I commenced imbibing on commencement of play, sat near the sight screen near the church in glorious sunshine with Mrs Fairburn by my side, an afternoon of friendly rivalry in front of me was expected! But wait....

Captain Paul Stanyard came on to bowl after Whitkirk had a tremendous start, trying to stem the run rate Paul positioned his field carefully as usual. He summoned Melvin Tasker to silly mid on, and sillier and sillier until Melvin was nearly touching the bat! Paul ran into bowl and then... "POW!" Melvin had been shot by a 410 rifle - oh no just the ball had hit him! He went off in a state of shock looking for a cigarette! The skipper Paul summoned me to the field. "Shit, I've only had 4 cans", I thought immediately, "Am I refreshed and hydrated enough?"

Borrowing kit from Keith Sampson, I took to the arena at mid on, taking a catch soon after off David Cooper. The skipper had slowed the run rate enough to place me at deep square leg. "Shit" I thought, "how am I going to reach my cans?" Mid on was OK - only 10 yards away - but over by the tennis courts was impossible. To the rescue came Sue Fairburn bringing me a few over to keep me hydrated in the tremendous heat of battle, watching 2 young fillies having a knock about on the tennis courts. I was startled by a shout of "Ian it's yours!" Turning round to face the field of play I was shocked to see 3 cricket balls raining down on me, no time for "eenie, meenie, miney, mo" so I clutched at the middle one and.... it stuck somewhere between my forearms and thighs! Result - John Martin out for 72, me thirsty again.

Tea came and I was expelling my hydration fluid in the gents when in walked John Martin. He saw me holding onto the gents down pipe, shook his head and walked out - unbelievable!
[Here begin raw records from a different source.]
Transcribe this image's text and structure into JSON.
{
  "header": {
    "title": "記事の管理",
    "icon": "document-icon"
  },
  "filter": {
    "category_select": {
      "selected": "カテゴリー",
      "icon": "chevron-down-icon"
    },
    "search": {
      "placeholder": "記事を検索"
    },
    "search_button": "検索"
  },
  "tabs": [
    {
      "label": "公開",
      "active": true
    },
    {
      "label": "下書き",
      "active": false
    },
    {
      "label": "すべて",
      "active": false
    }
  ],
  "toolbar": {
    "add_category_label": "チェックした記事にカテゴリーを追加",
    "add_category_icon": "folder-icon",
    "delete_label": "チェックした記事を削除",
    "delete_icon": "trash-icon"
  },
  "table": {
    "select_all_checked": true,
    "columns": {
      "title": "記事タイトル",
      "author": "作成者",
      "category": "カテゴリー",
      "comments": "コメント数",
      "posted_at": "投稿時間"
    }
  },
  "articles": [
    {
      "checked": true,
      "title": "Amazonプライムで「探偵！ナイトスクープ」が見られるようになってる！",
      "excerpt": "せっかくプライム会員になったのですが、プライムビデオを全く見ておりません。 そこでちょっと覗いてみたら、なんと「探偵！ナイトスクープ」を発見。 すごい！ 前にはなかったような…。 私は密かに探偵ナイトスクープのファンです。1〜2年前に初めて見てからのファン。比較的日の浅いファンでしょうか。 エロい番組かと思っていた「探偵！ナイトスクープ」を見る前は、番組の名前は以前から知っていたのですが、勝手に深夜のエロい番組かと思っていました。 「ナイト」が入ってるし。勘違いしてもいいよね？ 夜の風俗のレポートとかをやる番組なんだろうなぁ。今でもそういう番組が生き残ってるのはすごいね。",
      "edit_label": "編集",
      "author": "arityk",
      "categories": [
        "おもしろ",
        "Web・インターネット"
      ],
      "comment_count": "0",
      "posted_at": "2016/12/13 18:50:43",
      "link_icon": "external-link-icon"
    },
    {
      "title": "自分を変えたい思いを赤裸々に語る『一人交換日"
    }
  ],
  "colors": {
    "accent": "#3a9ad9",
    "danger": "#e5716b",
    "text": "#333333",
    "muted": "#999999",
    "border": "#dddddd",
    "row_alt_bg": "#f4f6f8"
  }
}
Carlton won the game and I was voted, wait for it, never to play for the first team again! Pity that, a bit more hydration could have taken me places I've never seen. Never got a nick name that I've heard anyway. Not like the spin twins "Razzyma" and "Pilau", the King of swing "The Doctor", match winner "Rovers", "Sparky" and "Zippy" and numerous others. Great times were had, great people I met and thanks to Carlton Cricket Club, Poole Captain Tracey Mahoney bought me 3 pints of Strongbow to keep me quiet up to tea! "CHEERS!".